As part of the State Implementation Program, UVM is receiving a two-year, $150,000 grant. Each of the 30 state-based Action Coalitions that have developed or made substantial progress toward implementing the IOM recommendations must obtain matching funds to receive the grant. The Freeman Foundation of Stowe, Vt., is supplying the match for Vermont’s grant.

“The diverse leadership of our Action Coalition and our focus on meaningful outcomes that improve care were key factors in Vermont being selected,” says Palumbo. “We are part of a powerful movement that is improving health care for all Americans. We are grateful to RWJF for this support, which will strengthen our work immeasurably.”

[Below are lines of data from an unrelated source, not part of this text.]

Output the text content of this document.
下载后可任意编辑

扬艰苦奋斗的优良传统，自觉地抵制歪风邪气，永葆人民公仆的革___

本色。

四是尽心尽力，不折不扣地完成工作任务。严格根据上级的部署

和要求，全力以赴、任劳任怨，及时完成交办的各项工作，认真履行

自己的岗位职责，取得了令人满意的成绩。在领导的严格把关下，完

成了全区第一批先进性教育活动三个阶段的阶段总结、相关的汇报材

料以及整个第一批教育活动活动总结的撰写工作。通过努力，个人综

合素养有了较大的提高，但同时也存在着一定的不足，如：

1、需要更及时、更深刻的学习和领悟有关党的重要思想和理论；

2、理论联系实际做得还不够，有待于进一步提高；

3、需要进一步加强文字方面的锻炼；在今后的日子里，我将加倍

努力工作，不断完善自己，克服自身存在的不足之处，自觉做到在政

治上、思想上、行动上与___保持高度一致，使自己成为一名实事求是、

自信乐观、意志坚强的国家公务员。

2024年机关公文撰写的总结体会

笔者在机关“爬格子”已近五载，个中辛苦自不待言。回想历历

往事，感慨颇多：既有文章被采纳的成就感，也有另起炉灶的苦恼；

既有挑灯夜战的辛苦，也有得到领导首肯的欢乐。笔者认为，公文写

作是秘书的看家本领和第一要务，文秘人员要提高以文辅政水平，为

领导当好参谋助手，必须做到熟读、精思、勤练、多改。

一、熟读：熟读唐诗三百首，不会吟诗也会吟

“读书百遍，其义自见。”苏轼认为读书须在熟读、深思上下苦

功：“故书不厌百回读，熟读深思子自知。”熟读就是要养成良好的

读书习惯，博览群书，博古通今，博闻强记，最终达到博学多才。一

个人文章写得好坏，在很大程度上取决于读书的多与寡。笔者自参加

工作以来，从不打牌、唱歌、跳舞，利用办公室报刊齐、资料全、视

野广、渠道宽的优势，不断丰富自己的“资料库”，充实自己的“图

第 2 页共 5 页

  • Palumbo notes that the state will focus on three primary areas with this grant – nursing leadership, nursing education, and nursing diversity. Specific efforts will include:The leadership initiative will work to ensure greater membership for nurses, with their unique perspective on health and wellness, on committees and boards in Vermont and nationwide involved with health care and health care reform by promoting and making available leadership training and mentoring.
  •  The education initiative plans to increase the proportion of nurses with baccalaureate in nursing degrees (BS or BSN) to 80% by 2022.  The BSN degree enables nurses to work in a greater variety of positions to support public health, and demonstrate greater flexibility of roles in the changing health care workplace.
  •  The third initiative seeks to create greater diversity in the nursing workforce in order to better serve Vermont communities which are experiencing ethnic and cultural changes.

“The Robert Wood Johnson Foundation grant fits perfectly with the 2012 recommendations of the Governor’s Blue Ribbon Commission,” says Carney. “I look forward to this exciting initiative, and the opportunity to help move this work forward, continuing to contribute my perspective in medicine and public health, as health reform changes are implemented nationally and in Vermont.”

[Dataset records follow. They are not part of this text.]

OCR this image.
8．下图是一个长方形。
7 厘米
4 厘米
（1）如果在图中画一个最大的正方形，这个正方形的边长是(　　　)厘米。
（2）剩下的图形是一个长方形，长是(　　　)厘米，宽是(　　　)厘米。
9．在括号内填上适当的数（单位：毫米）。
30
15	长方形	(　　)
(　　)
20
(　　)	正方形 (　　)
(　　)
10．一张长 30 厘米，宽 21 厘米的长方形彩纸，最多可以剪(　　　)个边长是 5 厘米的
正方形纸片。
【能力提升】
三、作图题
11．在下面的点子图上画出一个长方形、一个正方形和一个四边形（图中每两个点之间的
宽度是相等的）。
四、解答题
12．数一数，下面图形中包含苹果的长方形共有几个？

Keep up-to-date on Vermont’s efforts here.

In addition to Vermont, grants announced in December 2013 include Alabama, Alaska, Arkansas, Illinois, Minnesota, Nevada, Ohio, South Carolina, and Virginia. The 20 states that received grants in February 2013 are: Colorado, Connecticut, Florida, Georgia, Iowa, Idaho, Kansas, Louisiana, Maryland, Michigan, Missouri, Mississippi, Nebraska, New Jersey, Pennsylvania, Rhode Island, Tennessee, Utah, Wisconsin, and Wyoming.

The Center to Champion Nursing in America (CCNA), an initiative of AARP, the AARP Foundation, and RWJF, serves as the national program office for the Future of Nursing State Implementation Program.

“This new program will help Action Coalitions get the strategic and technical support required to advance their goals,” says Susan Reinhard, Ph.D., R.N., senior vice president of the AARP Public Policy Institute and chief strategist at CCNA. “Our hope is that with this support, Vermont will be even more effective in improving health outcomes for patients, families, and communities.”

Palumbo also recently received a two-year, $149,966 Health Resources and Services Administration (HRSA) Advanced Nursing Education Grant to increase the percentage of nurses with a baccalaureate degree in Vermont and prepare nurses to lead change to advance health.

(This article was adapted from a press release produced by Meredith Courville, communications advisor for the Future of Nursing™ Campaign for Action.)